Stumbled across this You Tube video of some scale comparisons of objects in our local solar system all the way up to W Cephei. Astounding the differences in size!
yeah, they really wouldn't want to use anything less than 30+
Though an Incredible video on just how big our universe and everything in it is.
Amazing how us as such tiny organisms on a tiny planet can see and study things so far away.
The distances and sizes are truly mind boggling .
Here's some pix showing the different planets and stars together
Couple of things wrong with those stars size comparisons. The Sun is quite a bit larger in relation to Sirius than what you see there. That white ball is 3 or so times larger than the orange ball that's the Sun. Sirius' actual diameter is 1.8 times the Sun's. The Earth/Mars comparison would be a closer fit in relation to the two stars (Mars is 53% of the Earth's diameter...actually a little smaller than Sirius/Sun = 55%). Now, if you said it was Vega, I'd say "yes". And, Rigel is a lot bigger than Aldebaran (70 v 40 solar radii). Pollux and Arcturus should be larger (10 and 30 solar radii, respectively) than shown, if you keep Sirius that size....(reduce it to proper size and they're both right). I'd also question the Betelgeuse/Antares comparison....although their actual sizes are uncertain anyway, given the nature of the two stars. I'll do a couple of quick calc's and get back on those two
Not really, it's just a simple matter of size comparisons. You just need to be able to see in your mind the relationship between size and the type of object you're looking at.

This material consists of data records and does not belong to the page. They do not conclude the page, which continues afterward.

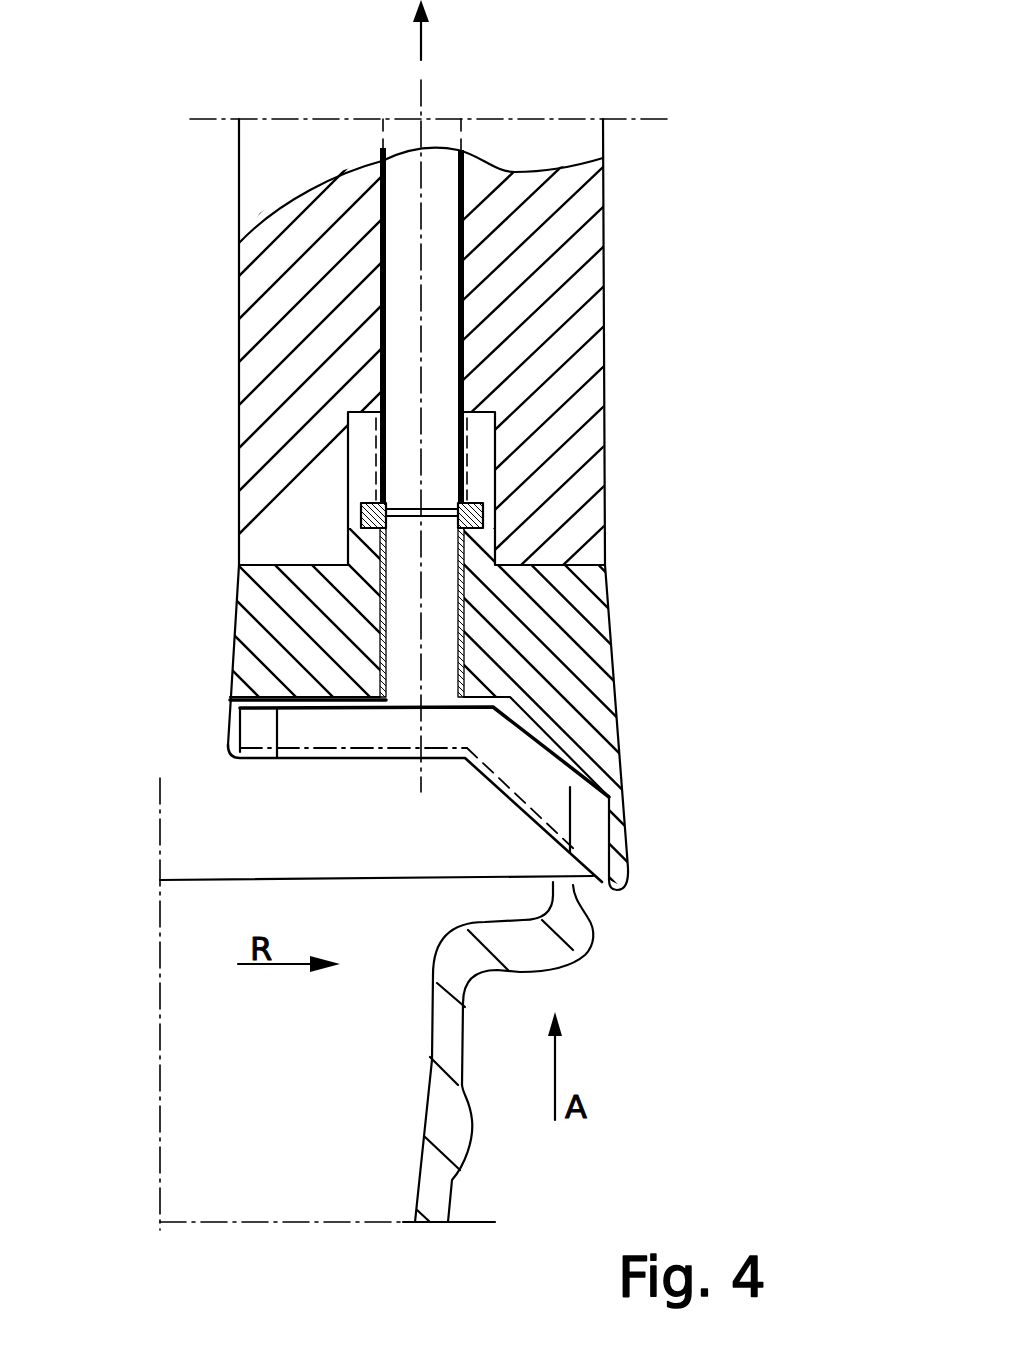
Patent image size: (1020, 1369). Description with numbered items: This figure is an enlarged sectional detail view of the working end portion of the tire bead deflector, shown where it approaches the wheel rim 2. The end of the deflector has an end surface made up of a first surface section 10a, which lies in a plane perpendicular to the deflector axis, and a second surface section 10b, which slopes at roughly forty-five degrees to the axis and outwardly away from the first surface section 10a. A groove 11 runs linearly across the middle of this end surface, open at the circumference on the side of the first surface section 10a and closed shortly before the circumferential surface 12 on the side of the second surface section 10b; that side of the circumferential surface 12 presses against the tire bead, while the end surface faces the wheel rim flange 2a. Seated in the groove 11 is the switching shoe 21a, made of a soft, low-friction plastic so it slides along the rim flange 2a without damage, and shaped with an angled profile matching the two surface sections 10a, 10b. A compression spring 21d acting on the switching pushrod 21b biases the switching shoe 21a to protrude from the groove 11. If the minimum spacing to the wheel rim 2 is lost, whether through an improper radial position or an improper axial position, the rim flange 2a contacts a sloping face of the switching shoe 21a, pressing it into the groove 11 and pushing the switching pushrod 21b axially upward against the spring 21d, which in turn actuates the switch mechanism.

The wheel rim 2 is at (435, 1192).
The wheel rim flange 2a is at (598, 924).
The first surface section 10a is at (228, 747).
The second surface section 10b is at (507, 782).
The groove 11 is at (540, 735).
The circumferential surface 12 is at (628, 841).
The switching shoe 21a is at (323, 737).
The switching pushrod 21b is at (443, 594).
The compression spring 21d is at (377, 471).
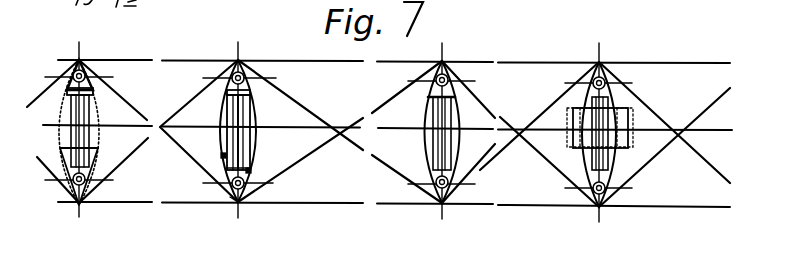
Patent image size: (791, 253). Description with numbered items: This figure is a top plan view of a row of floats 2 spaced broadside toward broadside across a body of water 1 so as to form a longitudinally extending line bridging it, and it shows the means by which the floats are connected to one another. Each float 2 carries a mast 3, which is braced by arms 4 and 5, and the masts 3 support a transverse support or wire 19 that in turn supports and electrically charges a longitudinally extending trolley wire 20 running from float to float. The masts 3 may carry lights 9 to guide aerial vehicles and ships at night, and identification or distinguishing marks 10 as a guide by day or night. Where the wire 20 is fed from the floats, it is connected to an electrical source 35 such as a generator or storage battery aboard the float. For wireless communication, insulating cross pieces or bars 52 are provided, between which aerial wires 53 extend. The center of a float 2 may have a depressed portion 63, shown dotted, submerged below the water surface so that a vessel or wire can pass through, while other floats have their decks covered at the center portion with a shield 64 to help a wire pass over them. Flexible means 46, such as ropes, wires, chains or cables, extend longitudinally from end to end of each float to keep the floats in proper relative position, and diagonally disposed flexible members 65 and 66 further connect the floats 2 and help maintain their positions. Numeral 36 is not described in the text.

The body of water 1 is at (343, 84).
The float 2 is at (92, 97).
The mast 3 is at (225, 92).
The arm 4 is at (602, 53).
The arm 5 is at (52, 77).
The light 9 is at (250, 86).
The identification mark 10 is at (230, 197).
The transverse support 19 is at (452, 138).
The longitudinally extending wire 20 is at (400, 124).
The electrical source 35 is at (221, 155).
The stop 36 is at (250, 173).
The flexible means 46 is at (540, 63).
The insulating cross piece 52 is at (430, 174).
The aerial wire 53 is at (229, 136).
The depressed portion 63 is at (60, 133).
The shield 64 is at (457, 117).
The diagonally disposed flexible member 65 is at (303, 160).
The diagonally disposed flexible member 66 is at (547, 160).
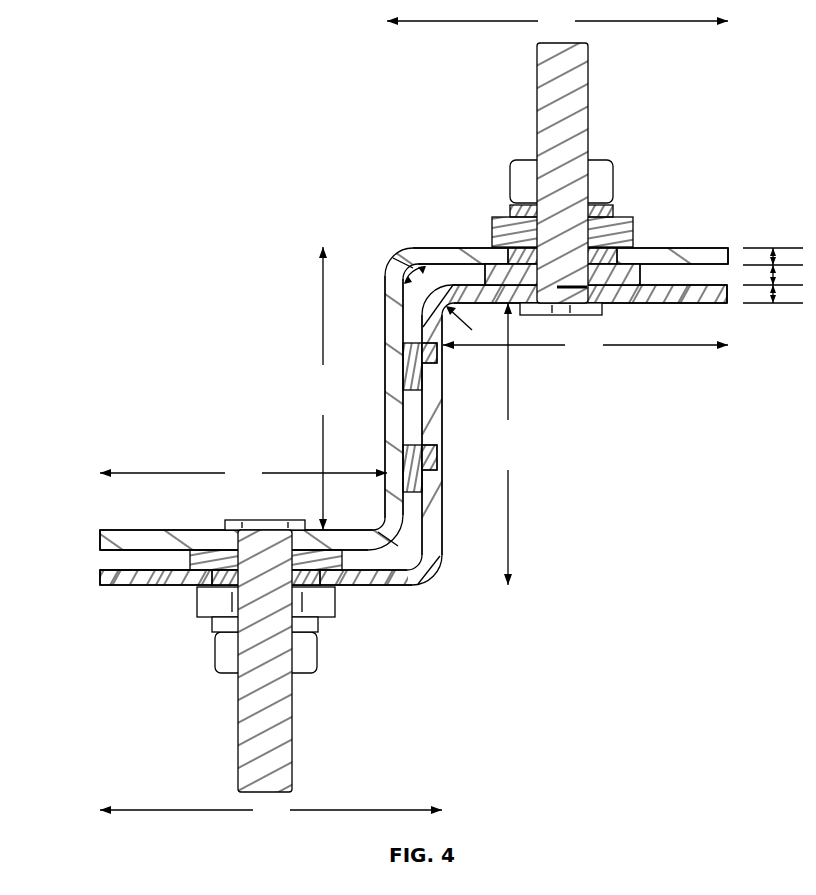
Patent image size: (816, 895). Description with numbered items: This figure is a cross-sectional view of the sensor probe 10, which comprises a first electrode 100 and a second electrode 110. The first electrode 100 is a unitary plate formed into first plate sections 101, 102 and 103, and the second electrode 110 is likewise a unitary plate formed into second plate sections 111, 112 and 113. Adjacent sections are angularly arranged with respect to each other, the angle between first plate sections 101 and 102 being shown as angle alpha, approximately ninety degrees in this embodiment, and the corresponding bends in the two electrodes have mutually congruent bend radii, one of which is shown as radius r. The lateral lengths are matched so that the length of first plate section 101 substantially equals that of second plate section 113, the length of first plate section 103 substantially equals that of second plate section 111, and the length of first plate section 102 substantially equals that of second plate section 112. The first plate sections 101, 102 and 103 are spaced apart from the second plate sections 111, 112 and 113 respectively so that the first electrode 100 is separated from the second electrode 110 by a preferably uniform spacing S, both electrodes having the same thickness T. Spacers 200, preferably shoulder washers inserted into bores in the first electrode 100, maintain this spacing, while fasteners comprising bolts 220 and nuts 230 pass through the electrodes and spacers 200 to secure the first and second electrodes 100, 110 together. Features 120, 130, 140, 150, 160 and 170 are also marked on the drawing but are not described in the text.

The sensor probe 10 is at (172, 232).
The first electrode 100 is at (715, 247).
The first plate section 101 is at (665, 247).
The first plate section 102 is at (387, 333).
The first plate section 103 is at (115, 530).
The second electrode 110 is at (715, 303).
The second plate section 111 is at (665, 303).
The second plate section 112 is at (442, 476).
The second plate section 113 is at (115, 585).
The inner surface of first bracket 120 is at (175, 553).
The inner surface of second bracket 130 is at (173, 570).
The first end of first bracket 140 is at (730, 250).
The second end of first bracket 150 is at (100, 540).
The first end of second bracket 160 is at (728, 296).
The second end of second bracket 170 is at (100, 577).
The spacer 200 is at (487, 278).
The bolt 220 is at (588, 88).
The nut 230 is at (611, 162).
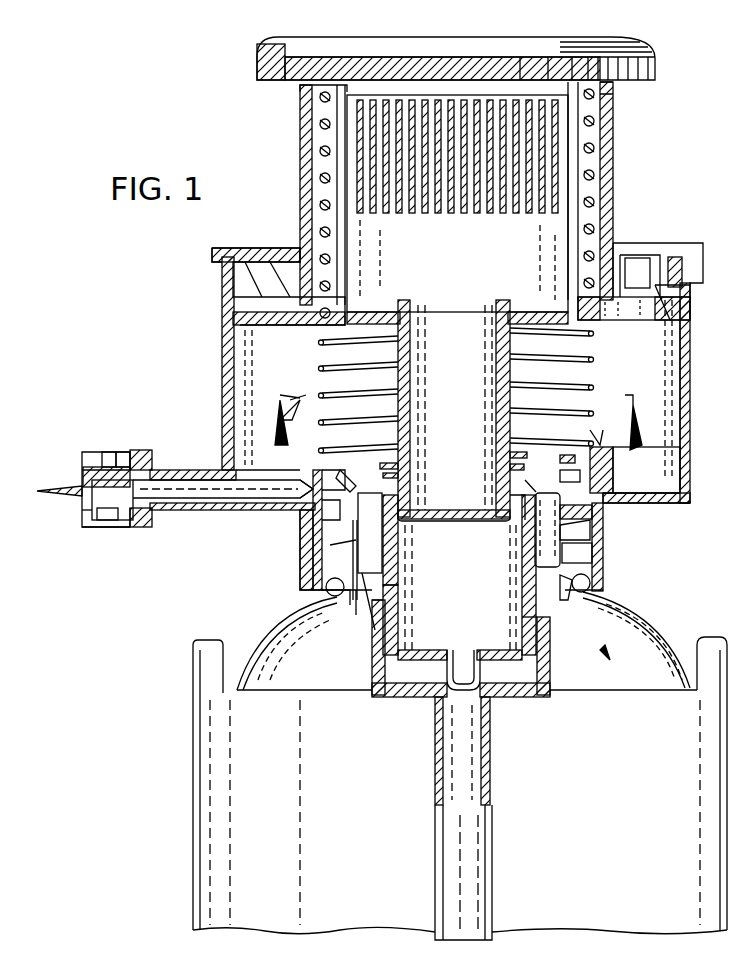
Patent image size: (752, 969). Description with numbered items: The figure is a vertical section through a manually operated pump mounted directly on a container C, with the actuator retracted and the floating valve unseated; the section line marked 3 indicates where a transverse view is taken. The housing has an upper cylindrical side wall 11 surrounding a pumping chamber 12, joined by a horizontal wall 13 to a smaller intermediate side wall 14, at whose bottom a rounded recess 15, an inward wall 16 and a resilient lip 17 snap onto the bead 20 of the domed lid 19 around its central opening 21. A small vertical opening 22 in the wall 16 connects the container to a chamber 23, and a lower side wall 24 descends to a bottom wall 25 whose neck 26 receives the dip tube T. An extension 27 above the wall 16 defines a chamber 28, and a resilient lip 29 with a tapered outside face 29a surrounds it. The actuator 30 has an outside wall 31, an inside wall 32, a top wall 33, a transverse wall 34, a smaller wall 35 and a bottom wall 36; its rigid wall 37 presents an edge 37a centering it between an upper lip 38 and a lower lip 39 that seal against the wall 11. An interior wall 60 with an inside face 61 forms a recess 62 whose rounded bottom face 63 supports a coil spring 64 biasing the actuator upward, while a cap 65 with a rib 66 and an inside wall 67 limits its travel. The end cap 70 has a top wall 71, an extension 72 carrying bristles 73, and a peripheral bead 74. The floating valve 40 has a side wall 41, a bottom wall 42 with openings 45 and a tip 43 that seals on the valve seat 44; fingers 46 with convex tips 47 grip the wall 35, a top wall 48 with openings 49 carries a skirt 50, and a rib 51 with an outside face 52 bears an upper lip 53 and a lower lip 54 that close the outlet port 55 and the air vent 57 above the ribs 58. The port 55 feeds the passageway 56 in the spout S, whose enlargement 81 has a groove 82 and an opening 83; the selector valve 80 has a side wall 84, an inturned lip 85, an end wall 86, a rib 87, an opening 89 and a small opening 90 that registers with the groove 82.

The end cap 70 is at (660, 52).
The top wall 71 is at (330, 78).
The cylindrical extension 72 is at (305, 87).
The bristles 73 is at (445, 213).
The rounded bead 74 is at (262, 45).
The actuator 30 is at (613, 165).
The outside wall 31 is at (613, 130).
The inside wall 32 is at (555, 250).
The top wall 33 is at (613, 92).
The transverse wall 34 is at (370, 305).
The cylindrical wall 35 is at (410, 378).
The bottom wall 36 is at (452, 505).
The transverse wall 37 is at (650, 292).
The outside edge 37a is at (690, 288).
The upper lip 38 is at (682, 268).
The lower lip 39 is at (668, 318).
The upper side wall 11 is at (690, 382).
The pumping chamber 12 is at (668, 440).
The transverse wall 13 is at (660, 503).
The intermediate side wall 14 is at (603, 558).
The recess 15 is at (590, 583).
The transverse wall 16 is at (577, 553).
The annular lip 17 is at (566, 600).
The lid 19 is at (650, 620).
The bead 20 is at (344, 583).
The central opening 21 is at (350, 600).
The vertical opening 22 is at (358, 605).
The chamber 23 is at (322, 560).
The lower side wall 24 is at (372, 655).
The bottom wall 25 is at (510, 697).
The neck 26 is at (490, 758).
The extension 27 is at (370, 561).
The chamber 28 is at (398, 563).
The annular lip 29 is at (357, 540).
The outside face 29a is at (330, 545).
The floating valve 40 is at (540, 625).
The side wall 41 is at (398, 595).
The bottom wall 42 is at (420, 650).
The tip 43 is at (470, 660).
The valve seat 44 is at (430, 683).
The openings 45 is at (500, 650).
The fingers 46 is at (385, 480).
The convex tip 47 is at (510, 500).
The top wall 48 is at (575, 450).
The openings 49 is at (536, 485).
The skirt 50 is at (547, 530).
The rib 51 is at (590, 534).
The outside face 52 is at (592, 514).
The upper lip 53 is at (368, 484).
The lower lip 54 is at (322, 500).
The product outlet port 55 is at (300, 484).
The longitudinal passageway 56 is at (200, 480).
The air vent opening 57 is at (322, 530).
The convex ribs 58 is at (300, 592).
The interior wall 60 is at (613, 470).
The inside face 61 is at (570, 483).
The recess 62 is at (600, 428).
The bottom face 63 is at (605, 455).
The coil spring 64 is at (322, 368).
The cap 65 is at (648, 255).
The rib 66 is at (637, 273).
The inside wall 67 is at (620, 260).
The discharge selector valve 80 is at (80, 445).
The cylindrical enlargement 81 is at (100, 460).
The radial groove 82 is at (100, 527).
The radial opening 83 is at (110, 520).
The side wall 84 is at (125, 455).
The inturned lip 85 is at (148, 460).
The outer end wall 86 is at (82, 500).
The longitudinal rib 87 is at (112, 500).
The radial opening 89 is at (112, 452).
The small opening 90 is at (85, 515).
The section line 3- 3 is at (456, 413).
The discharge spout S is at (195, 508).
The dip tube T is at (492, 830).
The container C is at (460, 785).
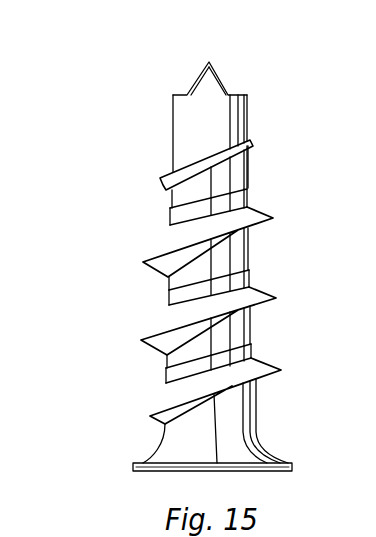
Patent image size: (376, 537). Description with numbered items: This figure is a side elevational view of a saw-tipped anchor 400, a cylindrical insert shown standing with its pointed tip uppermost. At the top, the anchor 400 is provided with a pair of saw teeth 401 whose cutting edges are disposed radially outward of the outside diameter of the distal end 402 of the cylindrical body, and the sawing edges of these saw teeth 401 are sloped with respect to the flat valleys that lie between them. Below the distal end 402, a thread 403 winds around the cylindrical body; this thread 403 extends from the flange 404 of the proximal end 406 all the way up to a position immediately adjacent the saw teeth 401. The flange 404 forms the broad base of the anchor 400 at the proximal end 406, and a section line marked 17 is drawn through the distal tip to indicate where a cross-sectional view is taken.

The anchor 400 is at (116, 270).
The saw teeth 401 is at (215, 87).
The distal end 402 is at (223, 163).
The thread 403 is at (252, 293).
The flange 404 is at (160, 446).
The proximal end 406 is at (245, 428).
The section line 17- 17 is at (209, 175).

Look at it this way, if the Sun was the size of a pinhead (about 1mm), VY Canis Majoris would be a ball about 2.1 metres across. Neptune would be a point 0.03mm in size orbiting 1.2 metres away from the star....at the scale I suggested.
So if VY Canis Majoris is 2 000 x the diameter of the Sun; and given the formula for the volume of a sphere (and for the mathematics here we're assuming that of of these stars is a perfect sphere) = 4 pi r^3, that gives this star a volume of 8 billion x that of the Sun! Whoa!
That's the good thing about astronomy, awesomely ridiculous numbers.
Stuart
Sorry to contradict you again, but despite everything else, ol' Frank was actually a very good singer - he could make even the crappiest song sound good. Although this doesn't necessarily mean he didn't sing out of it!
Sorry to contradict you again, but despite everything else, ol' Frank was actually a very good singer - he could make even the crappiest song sound good. Although this doesn't necessarily mean he didn't sing out of it!
That's what I meant
However, he thought the Sun shone out his own
He wasn't the nicest of guys. His ego was bigger than CY Canis Majoris.